Celestino V tenía fama de santidad, desde luego, pero no era, por muchas razones, el Papa adecuado para hacer frente a tantas dificultades de carácter político. Elegido en un cónclave absolutamente dominado por Carlos II, el nuevo Pontífice vive en adelante supeditado al monarca napolitano: desiste de marchar a Roma instalándose en el Castillo Nuevo de Nápoles; nombra en un solo acto doce cardenales claramente proangevinos; accede a todas las peticiones de Carlos II, desde nombrarle guardián del siguiente cónclave, lo que le da la llave del futuro, hasta sancionar el principio de acuerdo a que había llegado con Jaime II, que contenía, en esencia, una renuncia, bien pagada, a Sicilia.
Se movía Celestino V con enorme torpeza en la intrincada red de la política curial; las enormes diferencias introducidas bruscamente en su género de vida, las presiones ejercidas sobre él, y el caos administrativo y financiero que produjeron muchas de sus decisiones hicieron aparecer muy pronto la idea de una renuncia como única salida posible. El consejo de algunos cardenales y la confirmación canónica de tal posibilidad, la convirtieron en realidad: el 13 de diciembre de 1294 Celestino V renunciaba a su dignidad pontificia.

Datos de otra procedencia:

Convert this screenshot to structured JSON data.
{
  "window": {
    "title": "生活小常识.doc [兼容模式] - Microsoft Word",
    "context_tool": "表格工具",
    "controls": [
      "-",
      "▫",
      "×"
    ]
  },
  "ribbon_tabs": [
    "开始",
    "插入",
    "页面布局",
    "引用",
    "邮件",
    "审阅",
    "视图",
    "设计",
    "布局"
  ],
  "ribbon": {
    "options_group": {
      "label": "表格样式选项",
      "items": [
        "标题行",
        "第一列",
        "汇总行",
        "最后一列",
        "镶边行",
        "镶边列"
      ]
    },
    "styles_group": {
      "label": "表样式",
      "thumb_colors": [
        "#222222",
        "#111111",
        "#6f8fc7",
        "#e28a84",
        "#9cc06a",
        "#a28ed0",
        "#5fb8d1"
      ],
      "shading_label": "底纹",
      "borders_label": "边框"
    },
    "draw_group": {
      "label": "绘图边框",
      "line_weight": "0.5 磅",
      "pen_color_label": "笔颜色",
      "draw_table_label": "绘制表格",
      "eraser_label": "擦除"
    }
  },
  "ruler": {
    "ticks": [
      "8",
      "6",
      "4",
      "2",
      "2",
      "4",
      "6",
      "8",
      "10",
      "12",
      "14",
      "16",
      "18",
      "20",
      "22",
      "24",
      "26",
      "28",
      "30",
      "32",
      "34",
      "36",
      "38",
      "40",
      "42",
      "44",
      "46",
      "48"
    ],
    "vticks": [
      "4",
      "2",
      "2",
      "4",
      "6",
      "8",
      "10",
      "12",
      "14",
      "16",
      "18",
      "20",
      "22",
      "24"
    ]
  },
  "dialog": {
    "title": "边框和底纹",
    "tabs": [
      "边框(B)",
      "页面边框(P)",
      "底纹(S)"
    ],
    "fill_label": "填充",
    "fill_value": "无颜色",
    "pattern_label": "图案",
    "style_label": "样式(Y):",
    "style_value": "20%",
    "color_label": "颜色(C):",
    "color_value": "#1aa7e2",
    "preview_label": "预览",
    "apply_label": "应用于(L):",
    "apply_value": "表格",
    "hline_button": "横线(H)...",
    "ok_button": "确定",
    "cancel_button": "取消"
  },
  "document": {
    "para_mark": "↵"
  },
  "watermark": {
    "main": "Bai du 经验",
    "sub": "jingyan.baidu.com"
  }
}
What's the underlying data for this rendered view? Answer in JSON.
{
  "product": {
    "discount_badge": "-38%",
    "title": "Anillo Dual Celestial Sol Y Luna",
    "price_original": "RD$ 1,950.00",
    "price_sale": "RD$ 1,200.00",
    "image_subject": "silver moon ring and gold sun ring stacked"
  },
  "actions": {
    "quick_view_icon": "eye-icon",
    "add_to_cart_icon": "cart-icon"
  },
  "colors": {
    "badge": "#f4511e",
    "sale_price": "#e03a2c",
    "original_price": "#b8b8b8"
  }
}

De acuerdo con las disposiciones vigentes se reunió el cónclave diez días después; duró solamente un día y en él fue elegido, por unanimidad, Benito Gaetani, Bonifacio VIII, uno de los más brillantes cardenales, y también uno de los que más había influido en la renuncia de su predecesor. Era el hombre capaz de resolver los graves problemas del Pontificado.
El vivo contraste en la duración de este cónclave en relación a los anteriores, en particular al último de ellos, y la actuación del nuevo Pontífice, arrojarían pronto dudas sobre la libertad con que Celestino V pronunciara su renuncia. Las deformadas interpretaciones que se dieron a los actos de Bonifacio VIII vinieron a envenenar una situación extraordinariamente compleja.
Una de esas acciones, de pesadas consecuencias posteriores, es la referente a la suerte seguida por Celestino V tras su abdicación. Era una arma demasiado peligrosa y fácil de manejar como para dejarla en manos de cualquiera; seguramente por ello, Bonifacio VIII ordenó que fuera retenido en un castillo de Campania donde se produjo su fallecimiento (19 de mayo de 1296).